To determine the factors contributing to the association of the rs186911567 polymorphism with smoking, we next analyzed this polymorphism in smokers grouped according to their age and smoking habits (Table 2). There was no significant association of this polymorphism with the daily cigarette consumption (up to or more than 20), years of smoking (up to or more than 30), or age (>65 vs <65 years). However, there was a trend toward an increased frequency of the polymorphism in older smokers (P = 0.07). Of smokers older than 65 years, 7.5% had the GA or AA genotypes, whereas only 1.25% of smokers younger than 65 had the GA genotype; and no carriers of the AA genotype were found in this group. These data suggest that the rs186911567 polymorphism does not influence smoking quantity (estimated by the number of cigarettes smoked per day) but may influence duration of smoking.
DISCUSSION
In this study, we evaluated for the first time the association of individual SNPs of the CHN2 gene with smoking. Our results are in agreement with the suggested role for the CHN2 gene in addiction. Uhl et al.4identified the CHN2 among the genes that facilitate nicotine abstinence in smokers treated with nicotine replacement therapies or bupropion. Our study, however, identified an SNP that contributes to smoking. Thus, our data are consistent with whole-genome association studies that identify the CHN2 gene among the 89 genes with variants that contribute to addiction vulnerability.13
The functional relevance of the synonymous rs186911567 polymorphism is currently unknown. Our laboratory first identified this polymorphism in breast cancer (variant identified in 1 of 90 breast cancer samples; unpublished data). Although the G →A substitution at position 366 in exon 6 does not result in amino acid change, bioinformatics analysis predicts the disruption of exonic splicing enhancer motifs and loss of a binding site for the splicing factor SC35 (Human Splicing Finder).14Therefore, a theoretical option is that polymorphism rs186911567 could alter the splicing of the β2-chimaerin transcript, rendering an inactive protein by skipping of exon 6 and generation of a premature stop codon. Inactivation of β2-chimaerin would result in increased Rac activity and altered actin cytoskeleton remodeling, an important process for the nicotine effect on neural plasticity.

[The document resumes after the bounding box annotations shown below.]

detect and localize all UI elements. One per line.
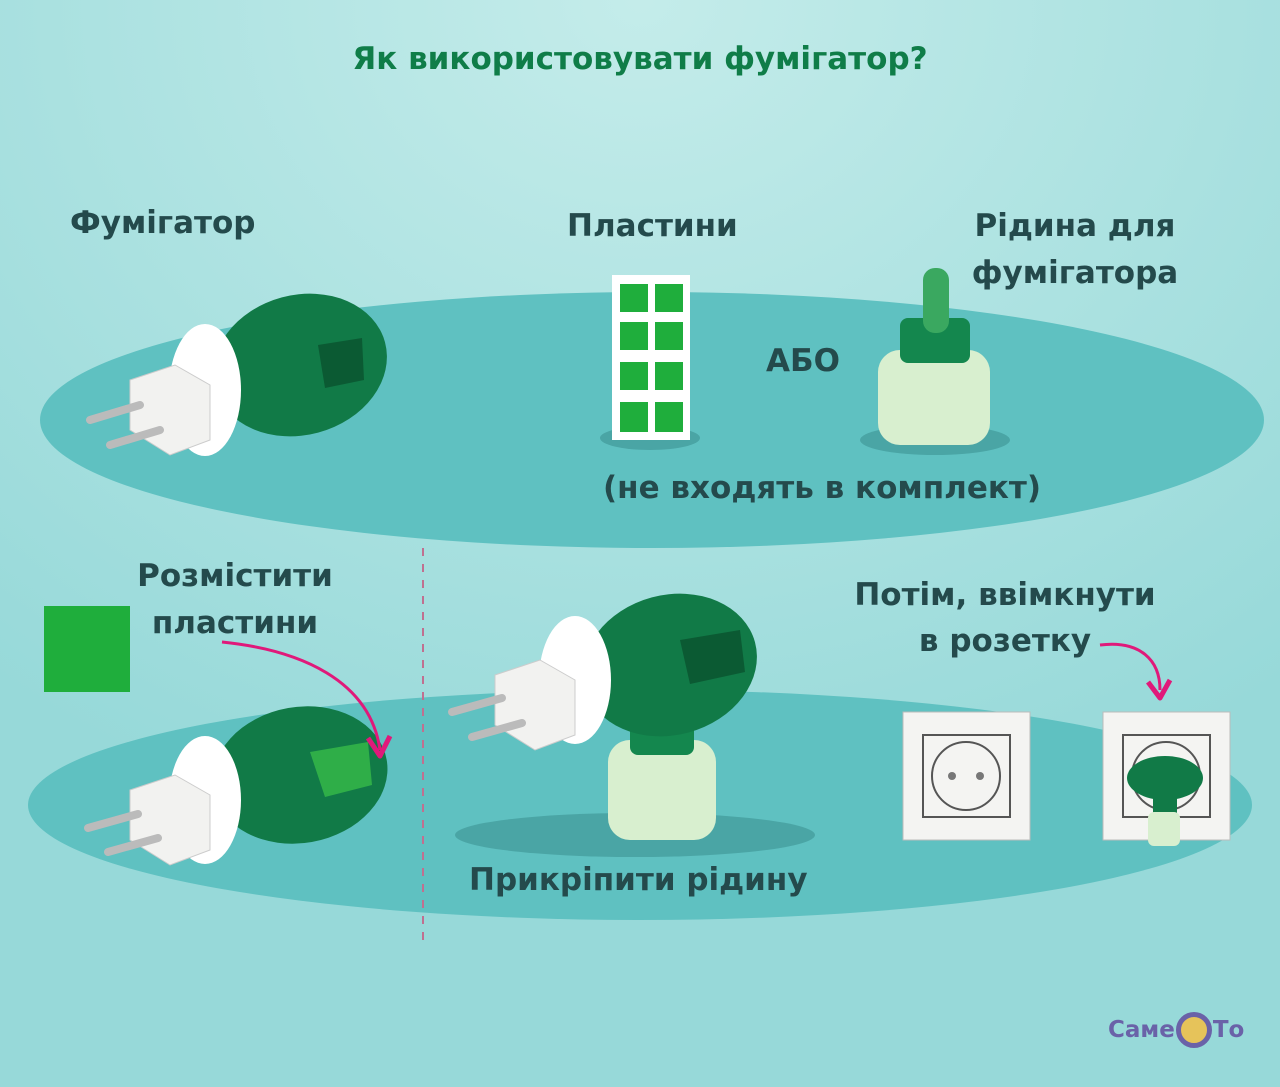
plates-icon — [600, 275, 700, 450]
label-or: АБО — [766, 343, 840, 379]
label-place-plates-line2: пластини — [151, 605, 319, 641]
label-plug-in-line2: в розетку — [918, 623, 1092, 659]
label-attach-liquid: Прикріпити рідину — [469, 862, 808, 898]
logo-ring-icon — [1175, 1012, 1212, 1048]
logo-text-left: Саме — [1108, 1017, 1175, 1043]
socket-with-fumigator-icon — [1102, 711, 1231, 846]
label-fumigator: Фумігатор — [70, 205, 256, 241]
fumigator-with-liquid-icon — [448, 593, 815, 857]
arrow-to-plate-icon — [221, 640, 382, 751]
label-liquid-line1: Рідина для — [974, 208, 1176, 244]
fumigator-device-icon — [86, 293, 387, 456]
page-title: Як використовувати фумігатор? — [352, 41, 928, 77]
green-plate-icon — [44, 606, 130, 692]
label-place-plates-line1: Розмістити — [137, 558, 333, 594]
label-not-included: (не входять в комплект) — [603, 470, 1042, 506]
label-liquid-line2: фумігатора — [971, 255, 1179, 291]
arrow-to-socket-icon — [1099, 642, 1162, 691]
empty-socket-icon — [902, 711, 1031, 841]
label-plug-in-line1: Потім, ввімкнути — [854, 577, 1156, 613]
fumigator-with-plate-icon — [84, 706, 388, 866]
liquid-bottle-icon — [860, 268, 1010, 455]
logo: Саме То — [1108, 1012, 1244, 1048]
label-plates: Пластини — [567, 208, 738, 244]
logo-text-right: То — [1212, 1017, 1245, 1043]
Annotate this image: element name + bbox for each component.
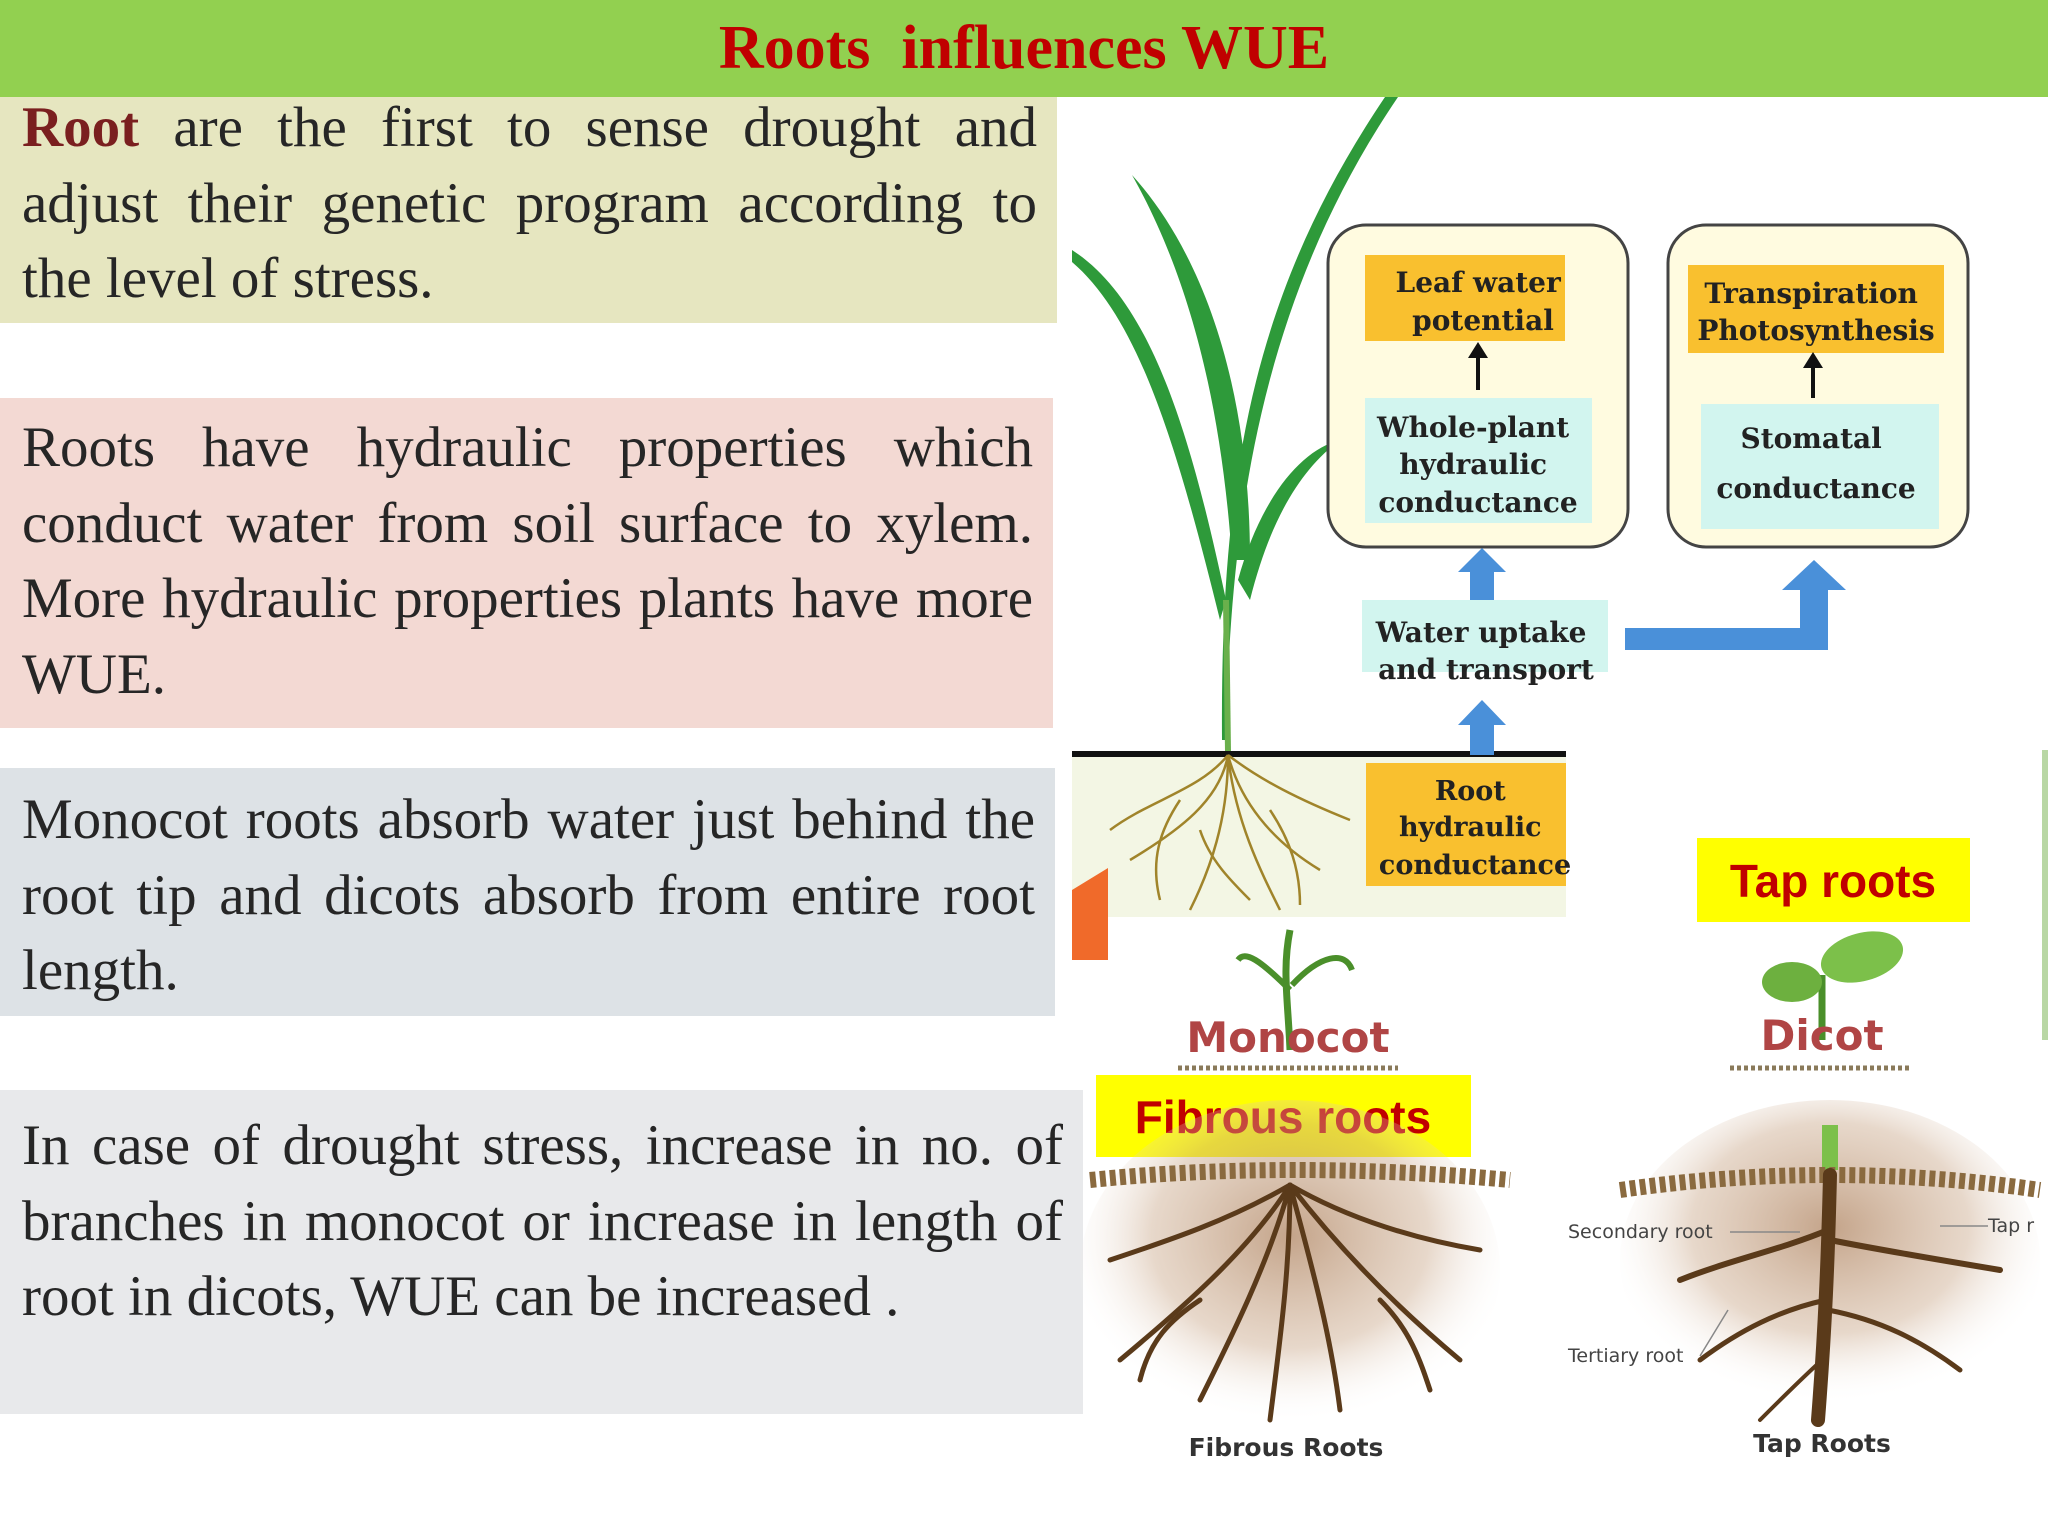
leaf-mid	[1132, 175, 1250, 560]
stem	[1223, 599, 1231, 753]
root-hydraulic-label: Root hydraulic conductance	[1379, 776, 1571, 881]
monocot-label: Monocot	[1186, 1013, 1389, 1062]
blue-arrow-up-upper	[1458, 548, 1506, 600]
tap-caption: Tap Roots	[1753, 1429, 1891, 1458]
arrow-up-2-head	[1803, 352, 1823, 368]
fibrous-root-lines	[1107, 1182, 1483, 1423]
monocot-seedling	[1235, 929, 1355, 1051]
water-uptake-box	[1362, 600, 1608, 672]
tap-roots-badge	[1697, 838, 1970, 922]
fibrous-soil-surface	[1089, 1162, 1511, 1188]
whole-plant-box	[1365, 398, 1592, 523]
fibrous-caption: Fibrous Roots	[1189, 1433, 1384, 1462]
text-panel-2: Roots have hydraulic properties which co…	[0, 398, 1053, 728]
root-system	[1109, 754, 1351, 911]
transpiration-label: Transpiration Photosynthesis	[1697, 277, 1934, 347]
arrow-up-1-head	[1468, 342, 1488, 358]
tertiary-root-pointer	[1699, 1309, 1729, 1357]
title-bar	[0, 0, 2048, 97]
text-panel-4: In case of drought stress, increase in n…	[0, 1090, 1083, 1414]
orange-arrow-fragment	[1072, 868, 1108, 960]
text-panel-3: Monocot roots absorb water just behind t…	[0, 768, 1055, 1016]
blue-arrow-up-lower	[1458, 700, 1506, 755]
transpiration-box	[1688, 265, 1944, 353]
panel-4-text: In case of drought stress, increase in n…	[22, 1114, 1063, 1328]
tap-roots-badge-text: Tap roots	[1730, 855, 1936, 907]
plant-illustration	[1072, 97, 1398, 753]
tertiary-root-label: Tertiary root	[1567, 1345, 1683, 1367]
panel-2-text: Roots have hydraulic properties which co…	[22, 416, 1033, 706]
tap-stem	[1822, 1125, 1838, 1170]
dicot-label: Dicot	[1760, 1011, 1883, 1060]
leaf-water-box	[1365, 255, 1565, 341]
secondary-root-label: Secondary root	[1568, 1221, 1713, 1243]
leaf-small	[1238, 440, 1340, 600]
leaf-tall	[1221, 97, 1398, 740]
fibrous-soil	[1080, 1100, 1500, 1440]
blue-arrow-right-up	[1625, 560, 1846, 650]
tap-root-label: Tap r	[1987, 1215, 2034, 1237]
panel-3-text: Monocot roots absorb water just behind t…	[22, 788, 1035, 1002]
whole-plant-label: Whole-plant hydraulic conductance	[1376, 411, 1579, 519]
text-panel-1: Root are the first to sense drought and …	[0, 96, 1057, 323]
stomatal-label: Stomatal conductance	[1716, 422, 1915, 505]
stomatal-box	[1701, 404, 1939, 529]
dicot-seedling	[1762, 931, 1904, 1040]
page-title: Roots influences WUE	[718, 14, 1330, 82]
leaf-water-label: Leaf water potential	[1396, 266, 1571, 337]
root-wue-diagram: Root hydraulic conductance Leaf water po…	[1072, 97, 2048, 1462]
root-hydraulic-box	[1366, 763, 1566, 886]
tap-root-lines	[1677, 1168, 2003, 1427]
panel-1-body: are the first to sense drought and adjus…	[22, 96, 1037, 310]
edge-fragment	[2042, 750, 2048, 1040]
panel-1-text: Root are the first to sense drought and …	[22, 90, 1037, 317]
water-uptake-label: Water uptake and transport	[1375, 616, 1596, 686]
panel-1-lead: Root	[22, 96, 140, 159]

Interestingly, chn2 knockout mice show defects in axon and synaptic pruning, processes that are unbalanced in numerous mental disorders.15Of note, polymorphisms in other genes that participate in the regulation of dendritic and axonal arbors remodeling, like the NRXN3, have been associated with smoking and with schizophrenia.16,17
Other pathways may also contribute to the role of β2-chimaerin on nicotine dependence. Recent data demonstrate that the effects of nicotine on learning and memory are in part mediated by c-Jun-N-terminal kinase (JNK) signaling in the hippocampus, which may explain the long-lasting modifications of behavior induced by nicotine that contributes to addiction.18It is plausible that β2-chimaerin regulates c-Jun-N-terminal kinase (JNK) activity in hippocampal neurons, as it has been reported the expression of this protein in the hippocampus9and the role of β2-chimaerin in the regulation of JNK have been already demonstrated in epithelial cells.19
In summary, our study is the first report of a novel SNP polymorphism of the CHN2 gene that may contribute to smoking behavior. Because of the relatively small sample size, this is a preliminary study. However, our results are in line with a role of the CHN2 gene in smoking and support the relevance of this protein in addiction. Based on these findings and the known biological role of β2-chimaerin, further studies are needed to corroborate the use of rs186911567 polymorphism as a genetic marker for smoking dependence.